Viele Eltern zweifeln an sich, wenn ihr Kind schwierig erscheint. Warum das nichts über dich aussagt und was wirklich dahinter steckt.
Eine Szene, die kaum jemand ausspricht
Ein Kind schreit.
Oder zieht sich zurück.
Oder macht einfach nicht das, was erwartet wird.

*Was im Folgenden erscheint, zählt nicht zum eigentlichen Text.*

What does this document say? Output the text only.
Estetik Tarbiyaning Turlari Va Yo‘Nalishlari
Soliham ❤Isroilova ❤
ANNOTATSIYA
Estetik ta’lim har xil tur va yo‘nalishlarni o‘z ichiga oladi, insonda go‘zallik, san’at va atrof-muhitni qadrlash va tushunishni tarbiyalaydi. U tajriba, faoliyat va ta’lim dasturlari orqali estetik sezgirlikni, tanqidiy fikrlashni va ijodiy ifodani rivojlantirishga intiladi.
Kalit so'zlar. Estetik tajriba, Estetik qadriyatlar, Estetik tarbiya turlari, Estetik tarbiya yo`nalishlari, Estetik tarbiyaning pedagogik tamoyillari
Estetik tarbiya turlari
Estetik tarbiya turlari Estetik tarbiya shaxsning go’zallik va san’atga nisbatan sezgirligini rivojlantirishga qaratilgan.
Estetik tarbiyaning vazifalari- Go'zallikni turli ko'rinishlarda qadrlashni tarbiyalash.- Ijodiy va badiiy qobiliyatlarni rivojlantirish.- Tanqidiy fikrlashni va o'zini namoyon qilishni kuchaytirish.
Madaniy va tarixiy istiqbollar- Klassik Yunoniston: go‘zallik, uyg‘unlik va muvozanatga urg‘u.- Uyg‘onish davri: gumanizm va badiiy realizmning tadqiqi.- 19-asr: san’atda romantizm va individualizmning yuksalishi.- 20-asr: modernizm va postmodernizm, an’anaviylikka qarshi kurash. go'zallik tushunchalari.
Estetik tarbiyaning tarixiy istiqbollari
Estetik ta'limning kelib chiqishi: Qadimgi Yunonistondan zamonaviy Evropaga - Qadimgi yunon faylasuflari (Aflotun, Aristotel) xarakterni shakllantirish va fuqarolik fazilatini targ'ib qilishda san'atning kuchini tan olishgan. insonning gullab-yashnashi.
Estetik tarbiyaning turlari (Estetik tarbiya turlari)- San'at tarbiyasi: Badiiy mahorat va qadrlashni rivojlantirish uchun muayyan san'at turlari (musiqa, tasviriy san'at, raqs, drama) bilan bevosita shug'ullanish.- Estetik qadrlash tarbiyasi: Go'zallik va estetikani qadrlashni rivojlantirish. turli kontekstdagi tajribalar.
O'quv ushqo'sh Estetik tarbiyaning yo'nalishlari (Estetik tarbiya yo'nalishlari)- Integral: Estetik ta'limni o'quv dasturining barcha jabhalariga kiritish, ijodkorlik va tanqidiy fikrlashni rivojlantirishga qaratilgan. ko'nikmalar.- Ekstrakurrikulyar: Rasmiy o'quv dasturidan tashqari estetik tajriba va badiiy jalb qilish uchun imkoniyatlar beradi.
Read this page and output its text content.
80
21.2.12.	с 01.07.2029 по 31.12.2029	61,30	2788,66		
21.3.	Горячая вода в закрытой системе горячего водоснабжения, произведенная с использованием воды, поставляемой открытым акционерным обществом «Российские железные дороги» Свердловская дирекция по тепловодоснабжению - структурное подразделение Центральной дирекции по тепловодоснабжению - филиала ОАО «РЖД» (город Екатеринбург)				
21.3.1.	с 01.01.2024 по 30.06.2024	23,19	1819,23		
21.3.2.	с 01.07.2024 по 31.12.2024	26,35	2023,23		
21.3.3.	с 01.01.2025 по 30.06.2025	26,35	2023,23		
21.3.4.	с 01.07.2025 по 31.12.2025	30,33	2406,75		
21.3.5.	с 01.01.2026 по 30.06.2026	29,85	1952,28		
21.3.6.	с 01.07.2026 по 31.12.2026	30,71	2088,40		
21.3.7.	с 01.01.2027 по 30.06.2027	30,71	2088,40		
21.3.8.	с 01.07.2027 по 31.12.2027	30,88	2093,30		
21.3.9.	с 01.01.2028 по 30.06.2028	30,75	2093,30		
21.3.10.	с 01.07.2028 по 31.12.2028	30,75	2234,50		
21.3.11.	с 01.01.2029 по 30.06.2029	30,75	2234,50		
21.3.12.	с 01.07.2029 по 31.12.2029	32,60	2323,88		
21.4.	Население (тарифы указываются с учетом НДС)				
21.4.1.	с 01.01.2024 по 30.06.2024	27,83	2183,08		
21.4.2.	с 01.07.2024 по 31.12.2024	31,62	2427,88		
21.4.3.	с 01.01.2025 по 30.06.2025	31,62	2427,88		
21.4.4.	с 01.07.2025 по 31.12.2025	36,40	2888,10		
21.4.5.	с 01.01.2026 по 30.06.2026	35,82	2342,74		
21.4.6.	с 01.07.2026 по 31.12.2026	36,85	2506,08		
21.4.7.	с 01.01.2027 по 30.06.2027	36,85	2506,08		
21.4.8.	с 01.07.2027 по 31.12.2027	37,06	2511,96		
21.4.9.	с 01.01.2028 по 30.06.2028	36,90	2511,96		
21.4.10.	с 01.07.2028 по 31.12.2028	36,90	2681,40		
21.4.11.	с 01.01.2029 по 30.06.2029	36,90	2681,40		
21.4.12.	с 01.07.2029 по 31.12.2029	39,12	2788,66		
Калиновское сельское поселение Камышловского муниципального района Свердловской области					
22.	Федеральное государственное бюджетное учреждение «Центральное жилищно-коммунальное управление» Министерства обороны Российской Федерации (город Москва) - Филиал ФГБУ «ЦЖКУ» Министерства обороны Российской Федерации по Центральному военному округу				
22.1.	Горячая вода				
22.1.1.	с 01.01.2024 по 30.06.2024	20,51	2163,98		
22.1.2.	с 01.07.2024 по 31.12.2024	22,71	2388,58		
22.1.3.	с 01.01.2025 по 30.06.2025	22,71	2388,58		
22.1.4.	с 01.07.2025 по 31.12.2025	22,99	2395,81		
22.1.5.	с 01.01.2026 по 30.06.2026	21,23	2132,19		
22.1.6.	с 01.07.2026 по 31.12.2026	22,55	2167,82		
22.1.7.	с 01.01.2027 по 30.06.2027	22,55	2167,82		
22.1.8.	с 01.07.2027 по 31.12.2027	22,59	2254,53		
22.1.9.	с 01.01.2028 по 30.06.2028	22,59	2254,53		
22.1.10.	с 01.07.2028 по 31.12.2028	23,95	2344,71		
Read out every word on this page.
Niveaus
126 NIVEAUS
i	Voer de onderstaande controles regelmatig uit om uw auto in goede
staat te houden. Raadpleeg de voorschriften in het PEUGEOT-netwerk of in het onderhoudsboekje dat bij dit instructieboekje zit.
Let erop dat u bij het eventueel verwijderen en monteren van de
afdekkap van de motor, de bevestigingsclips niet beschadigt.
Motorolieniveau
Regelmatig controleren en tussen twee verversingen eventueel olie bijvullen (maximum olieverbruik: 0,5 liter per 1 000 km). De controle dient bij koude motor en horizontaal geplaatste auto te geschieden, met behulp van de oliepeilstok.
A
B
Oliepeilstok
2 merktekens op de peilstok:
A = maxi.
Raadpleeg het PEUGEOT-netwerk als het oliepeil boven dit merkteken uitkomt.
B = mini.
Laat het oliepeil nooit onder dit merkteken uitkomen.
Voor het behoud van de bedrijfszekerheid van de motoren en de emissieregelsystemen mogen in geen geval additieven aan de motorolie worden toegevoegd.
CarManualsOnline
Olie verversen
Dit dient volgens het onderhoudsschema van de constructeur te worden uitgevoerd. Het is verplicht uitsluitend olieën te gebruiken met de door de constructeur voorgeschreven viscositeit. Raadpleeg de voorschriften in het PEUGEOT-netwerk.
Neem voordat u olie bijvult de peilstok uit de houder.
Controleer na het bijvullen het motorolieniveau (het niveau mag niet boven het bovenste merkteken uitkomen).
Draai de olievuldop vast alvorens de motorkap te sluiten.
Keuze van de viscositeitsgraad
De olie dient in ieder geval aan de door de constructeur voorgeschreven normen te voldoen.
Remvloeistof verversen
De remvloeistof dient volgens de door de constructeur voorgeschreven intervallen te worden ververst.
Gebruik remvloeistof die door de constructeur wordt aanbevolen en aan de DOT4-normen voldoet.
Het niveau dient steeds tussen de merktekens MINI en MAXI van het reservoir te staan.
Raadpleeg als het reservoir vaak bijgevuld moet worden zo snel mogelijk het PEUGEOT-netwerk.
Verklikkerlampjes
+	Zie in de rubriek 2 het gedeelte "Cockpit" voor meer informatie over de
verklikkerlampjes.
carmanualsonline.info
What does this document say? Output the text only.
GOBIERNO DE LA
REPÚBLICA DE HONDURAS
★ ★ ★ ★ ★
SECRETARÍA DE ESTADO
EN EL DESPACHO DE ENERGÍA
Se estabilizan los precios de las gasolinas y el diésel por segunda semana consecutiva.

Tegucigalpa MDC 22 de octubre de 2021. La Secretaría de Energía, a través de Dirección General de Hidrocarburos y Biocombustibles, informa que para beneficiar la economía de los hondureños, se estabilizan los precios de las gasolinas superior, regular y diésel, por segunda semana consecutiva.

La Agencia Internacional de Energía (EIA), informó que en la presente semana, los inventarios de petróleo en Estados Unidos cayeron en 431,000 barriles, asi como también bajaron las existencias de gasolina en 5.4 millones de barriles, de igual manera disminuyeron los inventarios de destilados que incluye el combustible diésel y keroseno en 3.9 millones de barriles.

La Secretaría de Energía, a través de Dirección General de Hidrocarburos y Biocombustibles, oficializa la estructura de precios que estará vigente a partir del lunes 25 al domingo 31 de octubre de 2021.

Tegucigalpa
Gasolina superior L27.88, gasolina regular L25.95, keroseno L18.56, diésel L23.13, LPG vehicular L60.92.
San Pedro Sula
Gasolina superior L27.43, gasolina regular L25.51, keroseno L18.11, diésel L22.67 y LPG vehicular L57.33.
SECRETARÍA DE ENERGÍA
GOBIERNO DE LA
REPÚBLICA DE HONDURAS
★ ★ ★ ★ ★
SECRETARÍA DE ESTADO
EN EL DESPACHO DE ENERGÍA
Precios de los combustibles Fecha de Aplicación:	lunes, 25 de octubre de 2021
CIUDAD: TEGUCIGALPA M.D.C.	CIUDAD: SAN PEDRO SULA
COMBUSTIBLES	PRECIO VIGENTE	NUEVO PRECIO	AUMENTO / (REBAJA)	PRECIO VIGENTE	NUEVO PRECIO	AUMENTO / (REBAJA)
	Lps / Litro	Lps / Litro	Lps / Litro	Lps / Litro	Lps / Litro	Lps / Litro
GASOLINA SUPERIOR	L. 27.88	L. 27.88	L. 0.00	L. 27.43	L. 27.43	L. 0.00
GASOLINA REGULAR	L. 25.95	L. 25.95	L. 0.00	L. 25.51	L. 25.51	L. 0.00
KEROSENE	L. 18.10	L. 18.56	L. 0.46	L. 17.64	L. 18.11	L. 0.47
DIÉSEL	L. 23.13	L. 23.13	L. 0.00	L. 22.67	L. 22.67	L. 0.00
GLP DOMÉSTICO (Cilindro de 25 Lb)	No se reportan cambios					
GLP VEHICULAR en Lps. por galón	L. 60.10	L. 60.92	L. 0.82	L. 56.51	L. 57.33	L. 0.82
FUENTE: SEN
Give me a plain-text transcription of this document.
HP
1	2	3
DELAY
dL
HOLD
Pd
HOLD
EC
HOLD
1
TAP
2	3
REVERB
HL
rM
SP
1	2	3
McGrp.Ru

Und irgendwo zwischen all dem passiert etwas Leises:
Ein Gedanke.
Vielleicht nur für einen Moment.
Vielleicht immer öfter.
„Was mache ich falsch?“
Der gewohnte Blick
Viele Eltern beginnen genau hier, an sich zu zweifeln.
Ich bin zu streng.
Ich bin zu nachgiebig.
Ich schaffe das nicht richtig.
Und je mehr Situationen sich wiederholen,
desto lauter werden diese Gedanken.
Es entsteht ein innerer Druck,
alles „richtig“ machen zu wollen.
Doch genau dieser Druck führt oft weiter weg…
von dem, was eigentlich gebraucht wird.
Was wirklich darunter liegt
Was, wenn diese Zweifel gar nichts mit deinem Kind zu tun haben?
Sondern mit etwas in dir,
das gesehen werden will.
Kinder berühren oft genau die Stellen,
die in uns selbst unsicher sind.
Ein lautes Kind kann auf innere Unruhe treffen.
Ein sensibles Kind kann auf eigene Überforderung stoßen.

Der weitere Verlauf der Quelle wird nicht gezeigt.